Background: health care givers are required to make the medical record and give priority to patient safety. The problems that often arise in medical record is charging charging medical record completeness and implementation of patient safety. The purpose of this research is to know the implementation and problems in charging medical record and patient safety that is run by koass at RSGMP UMY.
 Method: qualitative descriptive method. The subjects of the research koass in RSGMP UMY. Medical record file the research object 2013 as much as 367 medical record. Qualitative Data using descriptive statistics and coding interviews.
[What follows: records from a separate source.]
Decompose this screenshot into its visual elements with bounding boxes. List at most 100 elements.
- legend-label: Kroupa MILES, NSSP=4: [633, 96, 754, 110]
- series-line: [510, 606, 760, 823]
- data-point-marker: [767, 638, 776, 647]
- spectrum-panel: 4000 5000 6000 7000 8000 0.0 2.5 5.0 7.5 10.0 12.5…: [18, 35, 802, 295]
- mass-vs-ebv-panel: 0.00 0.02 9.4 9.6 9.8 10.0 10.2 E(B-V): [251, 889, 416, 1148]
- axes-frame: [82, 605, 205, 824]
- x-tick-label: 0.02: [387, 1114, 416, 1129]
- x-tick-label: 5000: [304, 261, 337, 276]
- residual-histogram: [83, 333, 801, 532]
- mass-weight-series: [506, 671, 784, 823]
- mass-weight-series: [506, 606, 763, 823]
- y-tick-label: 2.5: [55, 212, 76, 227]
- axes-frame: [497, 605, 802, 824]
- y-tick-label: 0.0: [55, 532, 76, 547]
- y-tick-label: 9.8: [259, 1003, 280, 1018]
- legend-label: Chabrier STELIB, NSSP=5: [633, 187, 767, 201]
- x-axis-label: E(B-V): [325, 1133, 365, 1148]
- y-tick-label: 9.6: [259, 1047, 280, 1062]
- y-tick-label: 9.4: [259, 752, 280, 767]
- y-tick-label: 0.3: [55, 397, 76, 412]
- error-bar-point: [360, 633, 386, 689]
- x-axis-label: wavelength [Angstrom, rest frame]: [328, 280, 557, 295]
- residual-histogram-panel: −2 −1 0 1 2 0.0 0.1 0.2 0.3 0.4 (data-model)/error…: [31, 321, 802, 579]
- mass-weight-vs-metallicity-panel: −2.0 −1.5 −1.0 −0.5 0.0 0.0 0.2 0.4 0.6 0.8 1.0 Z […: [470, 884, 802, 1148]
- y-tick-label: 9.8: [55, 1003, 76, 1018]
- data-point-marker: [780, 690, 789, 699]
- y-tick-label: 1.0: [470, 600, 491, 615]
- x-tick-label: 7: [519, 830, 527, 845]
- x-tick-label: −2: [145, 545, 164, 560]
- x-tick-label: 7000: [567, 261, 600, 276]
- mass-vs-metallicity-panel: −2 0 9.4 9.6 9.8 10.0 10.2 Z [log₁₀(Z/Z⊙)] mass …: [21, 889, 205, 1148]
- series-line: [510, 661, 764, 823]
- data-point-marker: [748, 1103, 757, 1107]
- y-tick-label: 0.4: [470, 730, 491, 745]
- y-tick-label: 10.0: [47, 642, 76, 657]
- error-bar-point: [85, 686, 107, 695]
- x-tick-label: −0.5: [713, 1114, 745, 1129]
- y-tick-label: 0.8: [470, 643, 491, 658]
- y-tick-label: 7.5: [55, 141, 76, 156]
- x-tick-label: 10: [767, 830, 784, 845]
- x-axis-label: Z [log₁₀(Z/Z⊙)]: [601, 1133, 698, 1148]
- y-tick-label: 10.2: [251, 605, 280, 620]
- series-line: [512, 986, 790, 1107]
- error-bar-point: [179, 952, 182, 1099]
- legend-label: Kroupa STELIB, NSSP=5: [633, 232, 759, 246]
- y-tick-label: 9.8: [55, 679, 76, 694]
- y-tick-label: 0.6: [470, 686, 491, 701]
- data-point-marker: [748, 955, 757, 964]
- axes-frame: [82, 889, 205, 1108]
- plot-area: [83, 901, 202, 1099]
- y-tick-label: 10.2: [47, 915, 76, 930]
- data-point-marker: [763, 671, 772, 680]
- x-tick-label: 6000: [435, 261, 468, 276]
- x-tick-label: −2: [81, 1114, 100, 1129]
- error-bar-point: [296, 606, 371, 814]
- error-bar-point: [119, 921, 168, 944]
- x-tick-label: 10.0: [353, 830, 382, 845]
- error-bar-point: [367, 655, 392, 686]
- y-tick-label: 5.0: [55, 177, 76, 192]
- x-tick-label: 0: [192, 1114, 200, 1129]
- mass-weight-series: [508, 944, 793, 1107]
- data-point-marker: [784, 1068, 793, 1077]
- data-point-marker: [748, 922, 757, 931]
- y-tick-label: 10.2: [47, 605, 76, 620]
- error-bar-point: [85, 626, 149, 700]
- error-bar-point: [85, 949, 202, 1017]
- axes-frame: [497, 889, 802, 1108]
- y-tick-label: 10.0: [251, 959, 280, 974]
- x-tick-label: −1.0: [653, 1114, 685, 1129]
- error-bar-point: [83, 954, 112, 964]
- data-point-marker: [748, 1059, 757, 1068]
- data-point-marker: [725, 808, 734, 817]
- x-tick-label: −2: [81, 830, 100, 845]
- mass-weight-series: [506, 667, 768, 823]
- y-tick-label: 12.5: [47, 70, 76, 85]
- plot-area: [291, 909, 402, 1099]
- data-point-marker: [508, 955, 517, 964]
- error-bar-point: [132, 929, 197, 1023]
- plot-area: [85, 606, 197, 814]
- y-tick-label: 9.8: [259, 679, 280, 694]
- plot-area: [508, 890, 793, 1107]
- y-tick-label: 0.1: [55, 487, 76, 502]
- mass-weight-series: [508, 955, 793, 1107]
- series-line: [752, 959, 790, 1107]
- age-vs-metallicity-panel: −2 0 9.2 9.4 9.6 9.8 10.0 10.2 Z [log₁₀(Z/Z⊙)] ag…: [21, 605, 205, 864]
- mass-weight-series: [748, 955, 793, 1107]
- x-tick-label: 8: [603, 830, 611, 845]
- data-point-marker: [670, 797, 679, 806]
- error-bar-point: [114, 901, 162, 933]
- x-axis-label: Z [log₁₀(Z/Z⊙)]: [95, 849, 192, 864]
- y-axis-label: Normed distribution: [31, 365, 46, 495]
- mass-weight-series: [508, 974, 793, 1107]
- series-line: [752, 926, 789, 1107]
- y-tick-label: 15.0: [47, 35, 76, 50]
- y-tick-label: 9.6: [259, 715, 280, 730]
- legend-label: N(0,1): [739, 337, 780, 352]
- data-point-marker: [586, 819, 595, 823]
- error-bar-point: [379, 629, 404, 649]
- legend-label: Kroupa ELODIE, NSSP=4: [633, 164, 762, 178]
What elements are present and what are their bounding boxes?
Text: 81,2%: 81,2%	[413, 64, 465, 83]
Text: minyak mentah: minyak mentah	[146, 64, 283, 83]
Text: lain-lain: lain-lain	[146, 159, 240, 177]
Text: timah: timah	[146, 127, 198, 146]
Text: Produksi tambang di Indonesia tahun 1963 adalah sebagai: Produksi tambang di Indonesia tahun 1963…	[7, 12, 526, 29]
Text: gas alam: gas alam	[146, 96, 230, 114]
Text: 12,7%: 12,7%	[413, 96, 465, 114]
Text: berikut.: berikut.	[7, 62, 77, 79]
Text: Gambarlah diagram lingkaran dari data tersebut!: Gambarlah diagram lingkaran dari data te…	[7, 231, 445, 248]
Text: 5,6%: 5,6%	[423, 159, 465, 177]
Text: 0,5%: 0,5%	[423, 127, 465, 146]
 Results: completeness of patient identity aspects 367 (100%) name, medical record number 338 (92,1%), place/date of birth and gender of 366 (99,7%). Increase of effective communication has not been fully carried out effectively. Improving drug safety needs to be policed for the right drug, right dose, right patient, right document 66 (68.7%) and timely and precise ways of administering 64 (66,7%). Exact location of certainty, right procedure, the right of patients to the operating date and time actions 320 (99.3%), anamnesa 322 results (100%), charging odontogram 169 (91,8%), 318 (98.7%) diagnostic, treatment action plan of 321 (99,7%), supporting and physical examination (94.5 per cent) of 120 and informed consent 71 (65,1%). Reduction of risk of infection related to medical services is already quite good but not completely orderly run.
 Summary: the completeness of charging medical record and implementation of patient safety in RSGMP UMY due to time limitations, the knowledge operator, not a supervisor and physician supervision.